Two thirds of £12bn inflation-linked mortgage rate rises yet to be passed on to homeowners
The Bank of England could soon stop raising interest rates, but the pain for homeowners will last much longer as only a third of increases in inflation-related mortgage costs have so far been passed on, according to a new report.
The bank has chosen to counter high inflation by raising interest rates twelve times in a row since December 2021, with the most recent increase to 4.5 percent taking place last week.
According to a new report from think tank the Resolution Foundation, this will result in a total increase in annual mortgage payments of £12bn at the end of this rising ‘cycle’.
However, the report says only a third of that total £12bn increase so far has been passed on to homeowners in the form of higher monthly payments – meaning the worst is yet to come.
Delayed effect: Due to the popularity of fixed rate mortgages, many homeowners have not yet felt the impact of the Bank of England rate hikes
The base rate has risen from 0.1 percent to 4.5 percent in 18 months – the strongest increase since the late 1980s – and has led to substantial increases in average mortgage rates.
However, the impact of rate hikes on homeowners has been gradual, as the vast majority have fixed-rate mortgages.
Bank of England boss Andrew Bailey announced the latest rate hike last week, saying nearly 90 per cent of homeowners with a mortgage are now locked in for two or five years.
This means that their rate and their monthly payments cannot change until they come to the end of their fixed term, which is usually two or five years.
The Resolution Foundation says that of the 7.5 million mortgaged households that will eventually be hit by the cycle of interest rate hikes, about half have yet to see a change in their mortgage rates.
> How much will a rate increase cost you?

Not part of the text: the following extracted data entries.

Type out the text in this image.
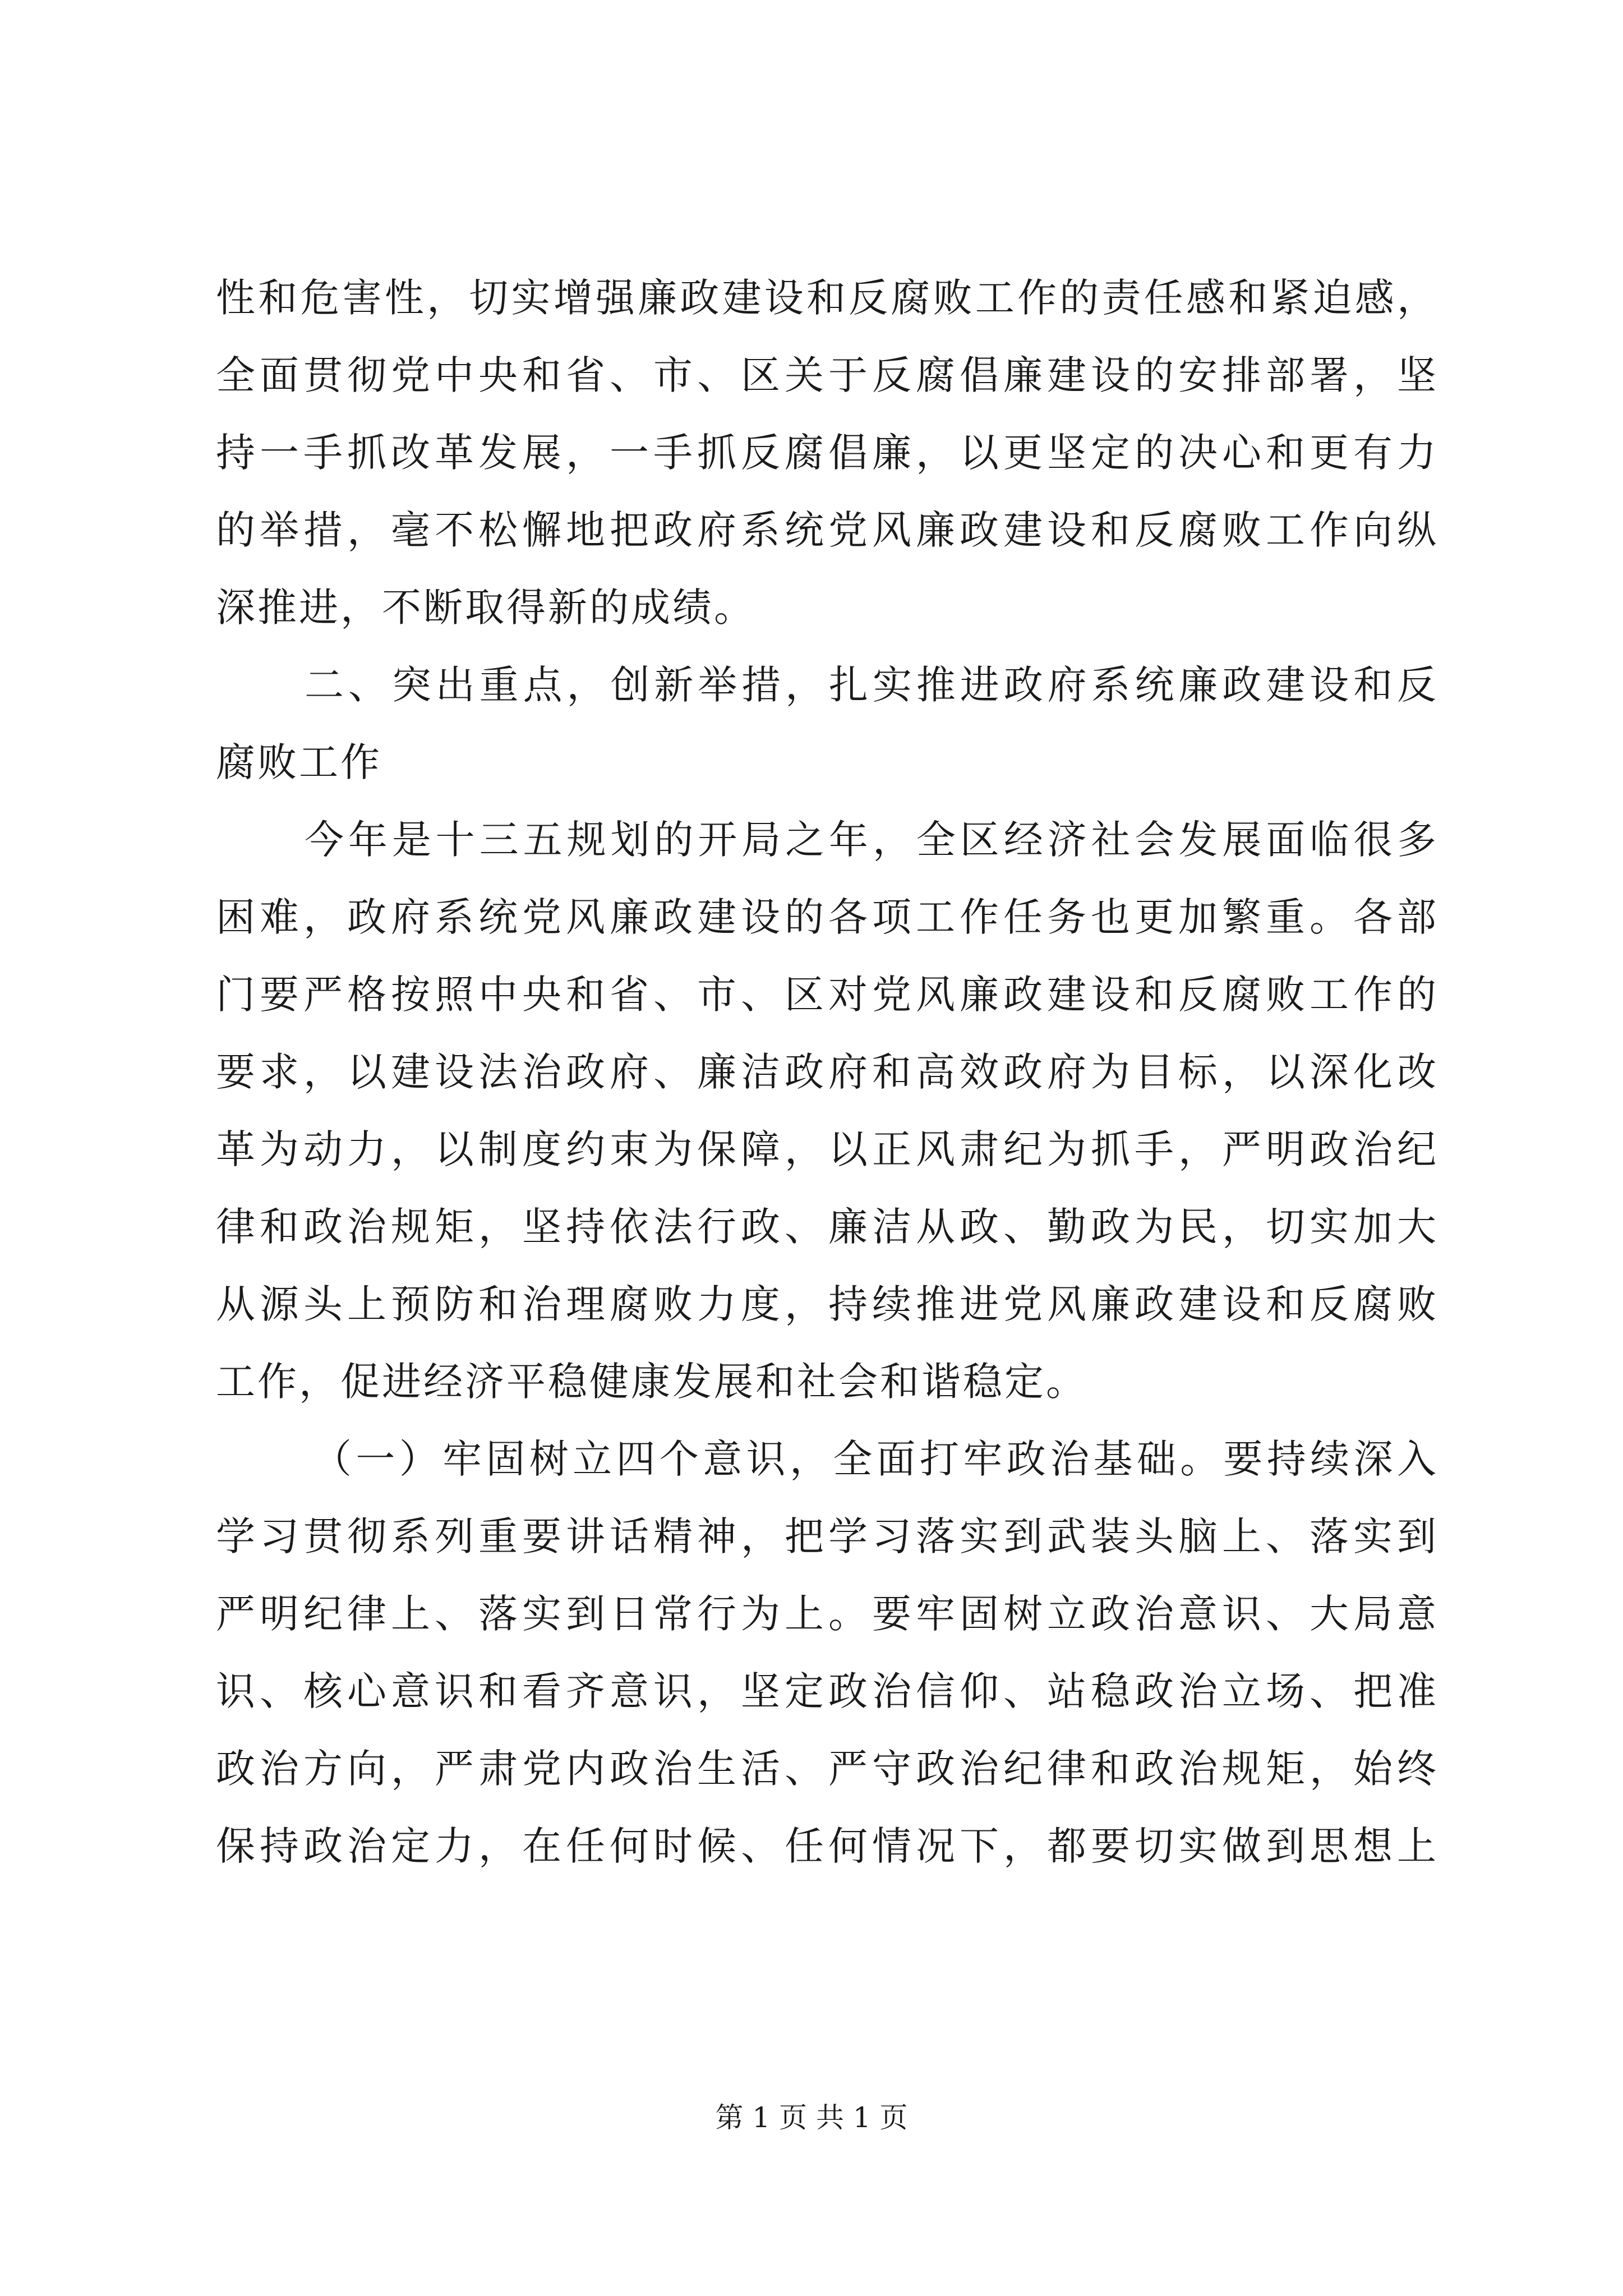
性和危害性，切实增强廉政建设和反腐败工作的责任感和紧迫感，
全面贯彻党中央和省、市、区关于反腐倡廉建设的安排部署，坚
持一手抓改革发展，一手抓反腐倡廉，以更坚定的决心和更有力
的举措，毫不松懈地把政府系统党风廉政建设和反腐败工作向纵
深推进，不断取得新的成绩。
二、突出重点，创新举措，扎实推进政府系统廉政建设和反
腐败工作
今年是十三五规划的开局之年，全区经济社会发展面临很多
困难，政府系统党风廉政建设的各项工作任务也更加繁重。各部
门要严格按照中央和省、市、区对党风廉政建设和反腐败工作的
要求，以建设法治政府、廉洁政府和高效政府为目标，以深化改
革为动力，以制度约束为保障，以正风肃纪为抓手，严明政治纪
律和政治规矩，坚持依法行政、廉洁从政、勤政为民，切实加大
从源头上预防和治理腐败力度，持续推进党风廉政建设和反腐败
工作，促进经济平稳健康发展和社会和谐稳定。
（一）牢固树立四个意识，全面打牢政治基础。要持续深入
学习贯彻系列重要讲话精神，把学习落实到武装头脑上、落实到
严明纪律上、落实到日常行为上。要牢固树立政治意识、大局意
识、核心意识和看齐意识，坚定政治信仰、站稳政治立场、把准
政治方向，严肃党内政治生活、严守政治纪律和政治规矩，始终
保持政治定力，在任何时候、任何情况下，都要切实做到思想上
第 1 页 共 1 页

Find out with our interest calculator
Fixed rate: Bailey said the share of fixed rate mortgages had risen significantly
According to Moneyfacts, the average two-year fixed mortgage rate is now 5.26 percent, with a five-year fix at 4.97 percent.
Around this time last year, those mortgage rates were 3.03 percent and 3.17 percent respectively.

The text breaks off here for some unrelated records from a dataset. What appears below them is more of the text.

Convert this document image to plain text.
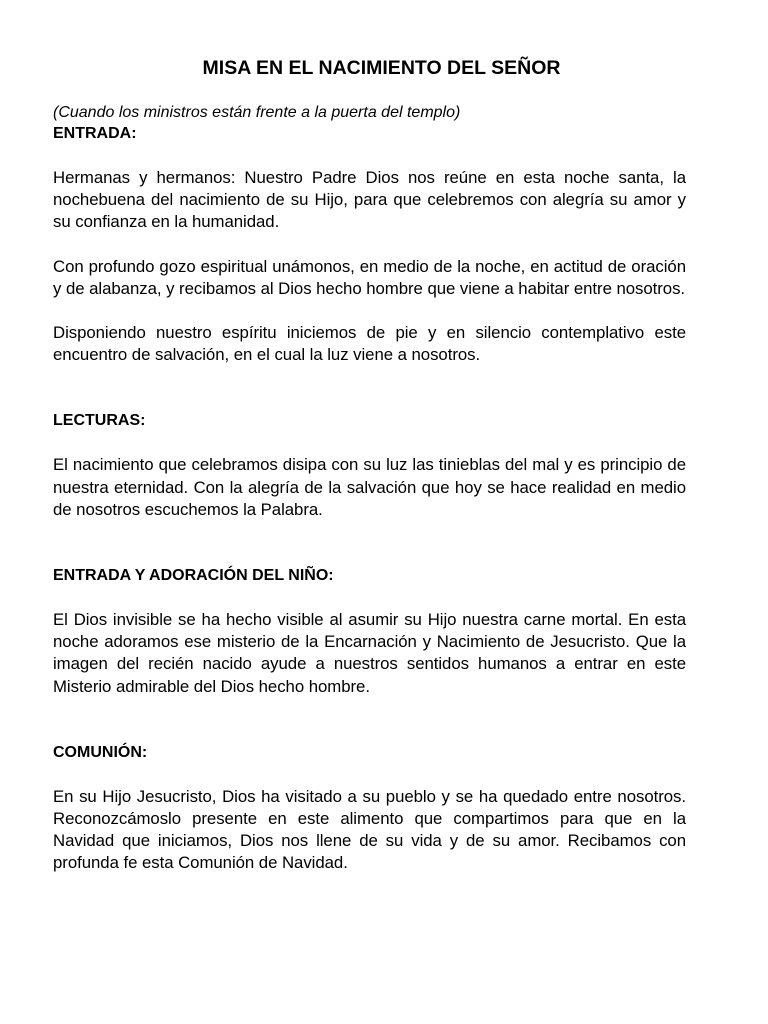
MISA EN EL NACIMIENTO DEL SEÑOR

(Cuando los ministros están frente a la puerta del templo)

ENTRADA:

Hermanas y hermanos: Nuestro Padre Dios nos reúne en esta noche santa, la nochebuena del nacimiento de su Hijo, para que celebremos con alegría su amor y su confianza en la humanidad.

Con profundo gozo espiritual unámonos, en medio de la noche, en actitud de oración y de alabanza, y recibamos al Dios hecho hombre que viene a habitar entre nosotros.

Disponiendo nuestro espíritu iniciemos de pie y en silencio contemplativo este encuentro de salvación, en el cual la luz viene a nosotros.

LECTURAS:

El nacimiento que celebramos disipa con su luz las tinieblas del mal y es principio de nuestra eternidad. Con la alegría de la salvación que hoy se hace realidad en medio de nosotros escuchemos la Palabra.

ENTRADA Y ADORACIÓN DEL NIÑO:

El Dios invisible se ha hecho visible al asumir su Hijo nuestra carne mortal. En esta noche adoramos ese misterio de la Encarnación y Nacimiento de Jesucristo. Que la imagen del recién nacido ayude a nuestros sentidos humanos a entrar en este Misterio admirable del Dios hecho hombre.

COMUNIÓN:

En su Hijo Jesucristo, Dios ha visitado a su pueblo y se ha quedado entre nosotros. Reconozcámoslo presente en este alimento que compartimos para que en la Navidad que iniciamos, Dios nos llene de su vida y de su amor. Recibamos con profunda fe esta Comunión de Navidad.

And since interest rates are expected to fall more slowly than they rose, mortgage payments will remain high for some time, meaning homeowners will pay more and longer.
It is difficult to accurately predict what will happen to mortgage rates in the coming years, but currently swap rates suggest that they will remain above 4% until the end of 2026.
Fixed-rate mortgages have risen sharply since September 2022, but are now leveling off
Who will feel the mortgage interest the most?
Total mortgage repayments will rise by £5.3 billion between early 2023 and late 2024, according to the Resolution Foundation’s analysis.
During this time, around 1.6 million households will see their fixed rate contracts come to an end and will experience an average increase in their annual mortgage bill of around £2,300.
People moving to new fixed rate deals over the next year can expect their annual mortgage payments to rise by an eye-watering £2,300
Wealthier households, more likely to be mortgaged and tend to live in more expensive homes, will account for most of the £12bn increase in mortgage payments.
The report claims that three-quarters of the £12bn increase will be borne by the wealthiest two-fifths of households.
However, less affluent households may end up taking a bigger hit on their monthly income.
The Resolution Foundation said repayments would increase by more than 4 percent of income for homeowners with mortgages in the second-lowest income quintile, compared to just 2 percent for the highest-income households.
Younger homeowner families may also experience higher living standards, as they tend to have lower incomes and higher mortgages relative to the value of their home.
Mortgage payments for 18-34-year-olds are expected to rise by 3.4 percent of income — almost double the 1.8 percent increase for those 55 and older.
Simon Pittaway, senior economist at the Resolution Foundation, said: ‘Last Thursday, the Bank of England raised interest rates for the twelfth consecutive time, but also indicated that the sharpest rate hike since the 1980s is about to end.
“But as rate hikes may be coming to an end, there will be a lot more mortgage pain to come.
“People moving to new fixed-rate deals over the next year can expect their annual mortgage costs to rise by an eye-watering £2,300 – with young families and low- and middle-income households with mortgages facing the biggest hits in living standards.”